Image: GCK gene

Although sequencing of our genetic material is becoming a routine diagnostic analysis, it is unfortunately far from simple to determine whether specific small differences in our DNA affect our risk of developing disease. The usefulness of DNA sequencing is therefore often limited to the few cases where it is already known if a gene variant increases the risk of disease. But new understanding of the GCK gene and its role in the development of diabetes could help change this.

Researchers at the Department of Biology, University of Copenhagen, have now contributed to solving this problem for a specific gene called GCK. The study has just been published in Genome Biology.

“The GCK gene, which codes for the enzyme glucokinase, regulates the secretion of insulin in the pancreas. GCK gene variants can therefore cause a form of hereditary diabetes,” explains Rasmus Hartmann-Petersen, Professor at the Department of Biology. “Although the connection between GCK and diabetes has been known for several years, we have, until now, only known the effect of a few percent of the possible variants of this gene.”

Together with colleagues at the University of Copenhagen PRISM center who are currently studying the effects of genetic variations, the researchers measured the effect of all of the possible variants of GCK.

“We used yeast cells to measure the activity of over 9,000 different GCK variants,” says PhD student Sarah Gersing, who is the first author of the article. “In this way, we were able to generate a list of the effects — both of already known variants, and of variants that patients might carry but that have not yet been discovered. This provides us with a reference for future GCK diagnostics.” 

Professor Kresten Lindorff-Larsen, who heads the PRISM center, continues, “Our results are quite unique; not only have we measured the effect of several thousand variants, but for many of the variants, we can now explain what they do to the glucokinase protein. In our center, we have gathered researchers working across a range of research fields, bridging from data analysis and biophysics to cell biology and medicine, and it is now clear how this broad approach pays off in explaining how diseases arise.”

Gene variants of GCK can, among other things, cause a form of hereditary diabetes called “GCK maturity onset diabetes of the young” (GCK-MODY).

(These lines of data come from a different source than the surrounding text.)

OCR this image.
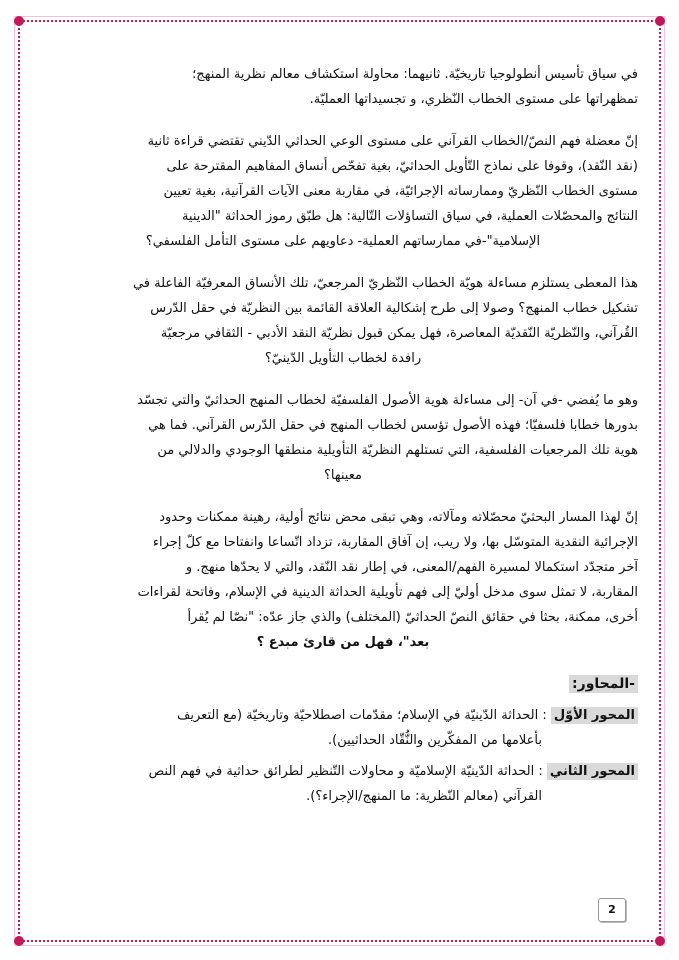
في سياق تأسيس أنطولوجيا تاريخيّة. ثانيهما: محاولة استكشاف معالم نظرية المنهج؛
تمظهراتها على مستوى الخطاب النّظري، و تجسيداتها العمليّة.
إنّ معضلة فهم النصّ/الخطاب القرآني على مستوى الوعي الحداثي الدّيني تقتضي قراءة ثانية
(نقد النّقد)، وقوفا على نماذج التّأويل الحداثيّ، بغية تفحّص أنساق المفاهيم المقترحة على
مستوى الخطاب النّظريّ وممارساته الإجرائيّة، في مقاربة معنى الآيات القرآنية، بغية تعيين
النتائج والمحصّلات العملية، في سياق التساؤلات التّالية: هل طبّق رموز الحداثة "الدينية
الإسلامية"-في ممارساتهم العملية- دعاويهم على مستوى التأمل الفلسفي؟
هذا المعطى يستلزم مساءلة هويّة الخطاب النّظريّ المرجعيّ، تلك الأنساق المعرفيّة الفاعلة في
تشكيل خطاب المنهج؟ وصولا إلى طرح إشكالية العلاقة القائمة بين النظريّة في حقل الدّرس
القُرآني، والنّظريّة النّقديّة المعاصرة، فهل يمكن قبول نظريّة النقد الأدبي - الثقافي مرجعيّة
رافدة لخطاب التأويل الدّينيّ؟
وهو ما يُفضي -في آن- إلى مساءلة هوية الأصول الفلسفيّة لخطاب المنهج الحداثيّ والتي تجسّد
بدورها خطابا فلسفيّا؛ فهذه الأصول تؤسس لخطاب المنهج في حقل الدّرس القرآني. فما هي
هوية تلك المرجعيات الفلسفية، التي تستلهم النظريّة التأويلية منطقها الوجودي والدلالي من
معينها؟
إنّ لهذا المسار البحثيّ محصّلاته ومآلاته، وهي تبقى محض نتائج أولية، رهينة ممكنات وحدود
الإجرائية النقدية المتوسّل بها، ولا ريب، إن آفاق المقاربة، تزداد اتّساعا وانفتاحا مع كلّ إجراء
آخر متجدّد استكمالا لمسيرة الفهم/المعنى، في إطار نقد النّقد، والتي لا يحدّها منهج. و
المقاربة، لا تمثل سوى مدخل أوليّ إلى فهم تأويلية الحداثة الدينية في الإسلام، وفاتحة لقراءات
أخرى، ممكنة، بحثا في حقائق النصّ الحداثيّ (المختلف) والذي جاز عدّه: "نصّا لم يُقرأ
بعد"، فهل من قارئ مبدع ؟
-المحاور:
المحور الأوّل : الحداثة الدّينيّة في الإسلام؛ مقدّمات اصطلاحيّة وتاريخيّة (مع التعريف
بأعلامها من المفكّرين والنُّقّاد الحداثيين).
المحور الثاني : الحداثة الدّينيّة الإسلاميّة و محاولات التّنظير لطرائق حداثية في فهم النص
القرآني (معالم النّظرية: ما المنهج/الإجراء؟).
2
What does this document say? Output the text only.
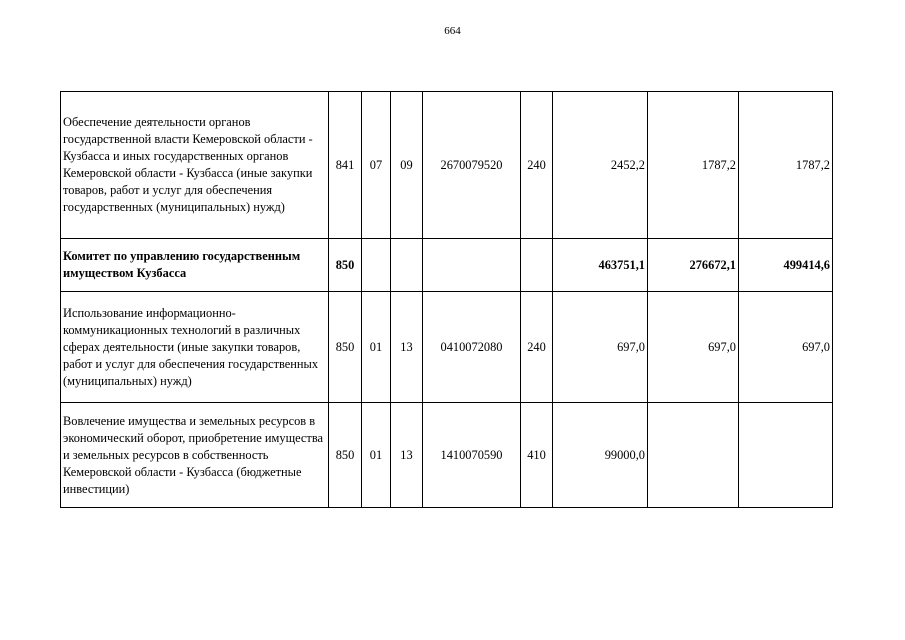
664
Обеспечение деятельности органов государственной власти Кемеровской области - Кузбасса и иных государственных органов Кемеровской области - Кузбасса (иные закупки товаров, работ и услуг для обеспечения государственных (муниципальных) нужд)	841	07	09	2670079520	240	2452,2	1787,2	1787,2
Комитет по управлению государственным имуществом Кузбасса	850					463751,1	276672,1	499414,6
Использование информационно-коммуникационных технологий в различных сферах деятельности (иные закупки товаров, работ и услуг для обеспечения государственных (муниципальных) нужд)	850	01	13	0410072080	240	697,0	697,0	697,0
Вовлечение имущества и земельных ресурсов в экономический оборот, приобретение имущества и земельных ресурсов в собственность Кемеровской области - Кузбасса (бюджетные инвестиции)	850	01	13	1410070590	410	99000,0		
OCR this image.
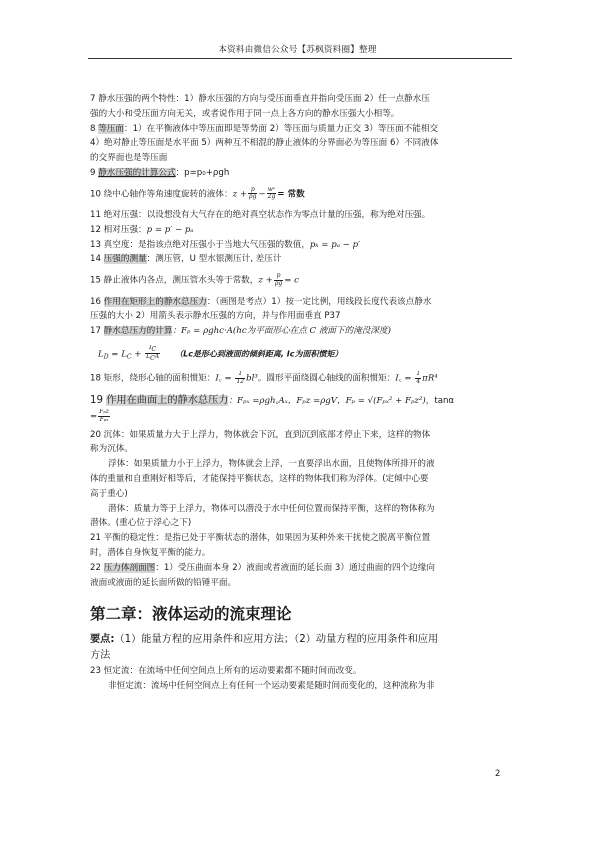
本资料由微信公众号【苏枫资料圈】整理

7 静水压强的两个特性：1）静水压强的方向与受压面垂直并指向受压面 2）任一点静水压

强的大小和受压面方向无关，或者说作用于同一点上各方向的静水压强大小相等。

8 等压面：1）在平衡液体中等压面即是等势面 2）等压面与质量力正交 3）等压面不能相交

4）绝对静止等压面是水平面 5）两种互不相混的静止液体的分界面必为等压面 6）不同液体

的交界面也是等压面

9 静水压强的计算公式：p=p₀+ρgh

10 绕中心轴作等角速度旋转的液体：$z + \frac{p}{\rho g} - \frac{\text{w²}}{2g}$ = 常数

11 绝对压强：以设想没有大气存在的绝对真空状态作为零点计量的压强，称为绝对压强。

12 相对压强：p = p′ − pₐ

13 真空度：是指该点绝对压强小于当地大气压强的数值，pₖ = pₐ − p′

14 压强的测量：测压管，U 型水银测压计, 差压计

15 静止液体内各点，测压管水头等于常数，$z + \frac{p}{\rho g} = c$

16 作用在矩形上的静水总压力：（画图是考点）1）按一定比例，用线段长度代表该点静水

压强的大小 2）用箭头表示静水压强的方向，并与作用面垂直 P37

17 静水总压力的计算：Fₚ = ρghc·A(hc为平面形心在点 C 液面下的淹没深度)

$L_D = L_C + \frac{IC}{\text{LCA}} (Lc$是形心到液面的倾斜距离, Ic为面积惯矩）

18 矩形，绕形心轴的面积惯矩：I꜀ = $\frac{1}{12} bl^3$。圆形平面绕圆心轴线的面积惯矩：I꜀ = $\frac{1}{4} \pi R^4$

19 作用在曲面上的静水总压力：Fₚₓ =ρgh꜀Aₓ，Fₚz =ρgV，Fₚ = √(Fₚₓ² + Fₚz²)，tanα

= $\frac{\text{Fₚz}}{\text{Fₚₓ}}$

20 沉体：如果质量力大于上浮力，物体就会下沉，直到沉到底部才停止下来，这样的物体

称为沉体。

浮体：如果质量力小于上浮力，物体就会上浮，一直要浮出水面，且使物体所排开的液

体的重量和自重刚好相等后，才能保持平衡状态，这样的物体我们称为浮体。(定倾中心要

高于重心)

潜体：质量力等于上浮力，物体可以潜没于水中任何位置而保持平衡，这样的物体称为

潜体。(重心位于浮心之下)

21 平衡的稳定性：是指已处于平衡状态的潜体，如果因为某种外来干扰使之脱离平衡位置

时，潜体自身恢复平衡的能力。

22 压力体剖面图：1）受压曲面本身 2）液面或者液面的延长面 3）通过曲面的四个边缘向

液面或液面的延长面所做的铅锤平面。

第二章：液体运动的流束理论

要点:（1）能量方程的应用条件和应用方法；（2）动量方程的应用条件和应用

方法

23 恒定流：在流场中任何空间点上所有的运动要素都不随时间而改变。

非恒定流：流场中任何空间点上有任何一个运动要素是随时间而变化的，这种流称为非

2
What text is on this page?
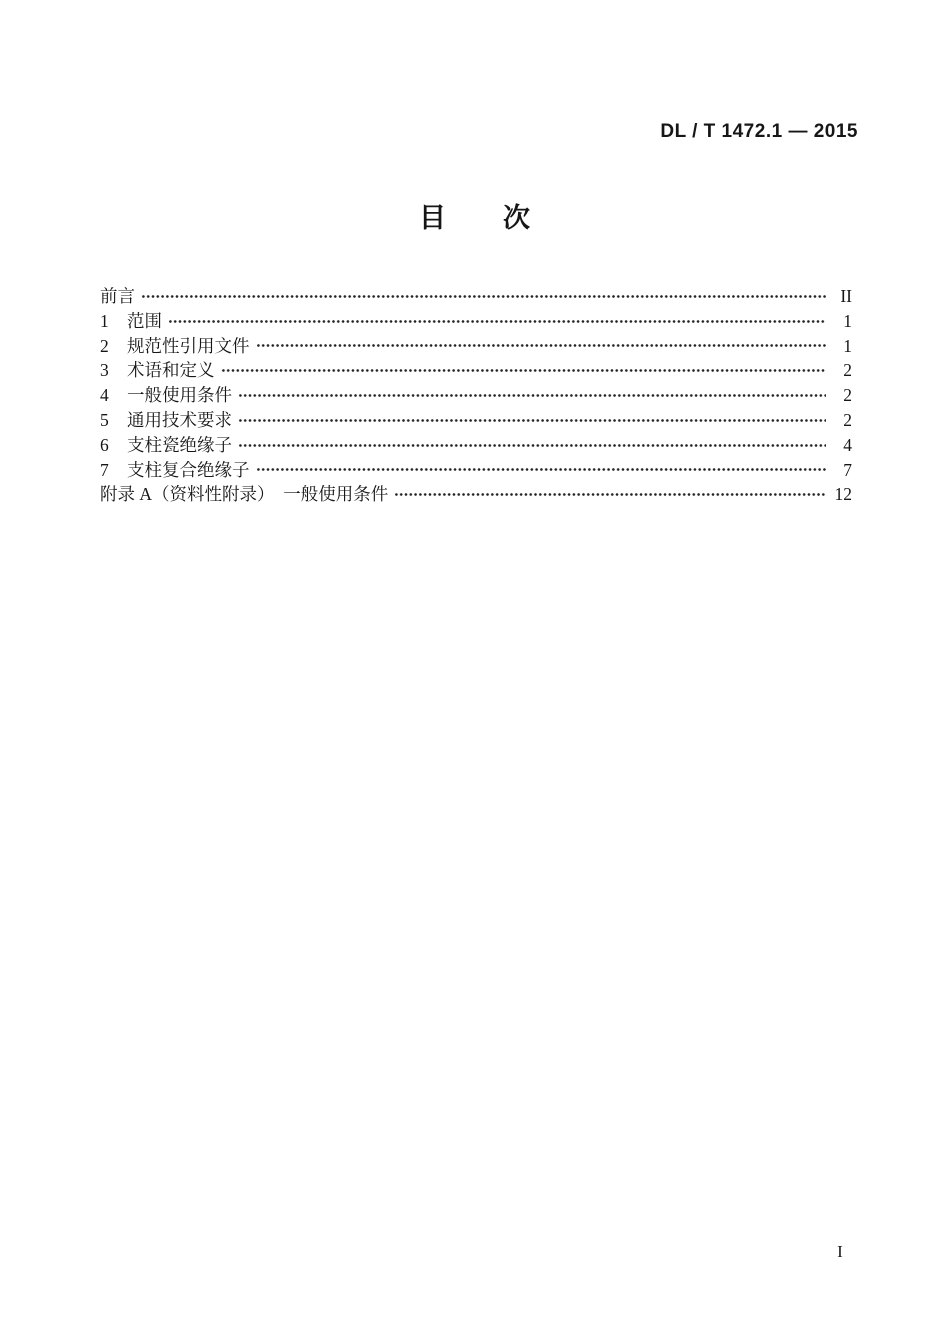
DL / T 1472.1 — 2015
目　　次
前言	II
1	范围	1
2	规范性引用文件	1
3	术语和定义	2
4	一般使用条件	2
5	通用技术要求	2
6	支柱瓷绝缘子	4
7	支柱复合绝缘子	7
附录 A（资料性附录）　一般使用条件	12
I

“Although GCK-MODY patients exhibit elevated blood glucose levels, this is often not associated with complications. Hence, unlike other forms of diabetes, most GCK-MODY patients might therefore not need to be treated with medication,” says Professor of Genetics Torben Hansen, MD, PhD, who is also a member of the PRISM center. “However, due to missing or inaccurate genetic data, more than half of the GCK-MODY patients are classified with having either type 1 or type 2 diabetes – and are therefore unnecessarily medicated. 

“We estimate that approximately 1% of those who have recently been diagnosed with type 2 diabetes in Denmark have a variant in the GCK gene, meaning that they don’t need treatment, or need to be treated differently. Our new map of GCK variants can hopefully help give these patients a more correct diagnosis.”

Professor of Genetics Torben Hansen, MD, PhD

The next step for PRISM is to transfer these methods to other genes and diseases, a process which the researchers say is already underway, starting with genes involved in neurodegenerative diseases. 

“Now, we have measured the effects of almost all variants of GCK, giving us knowledge about which variants function, and which do not. The next step is to understand why, and how the same underlying molecular mechanisms can give rise to a wide range of different diseases,” concludes Gersing.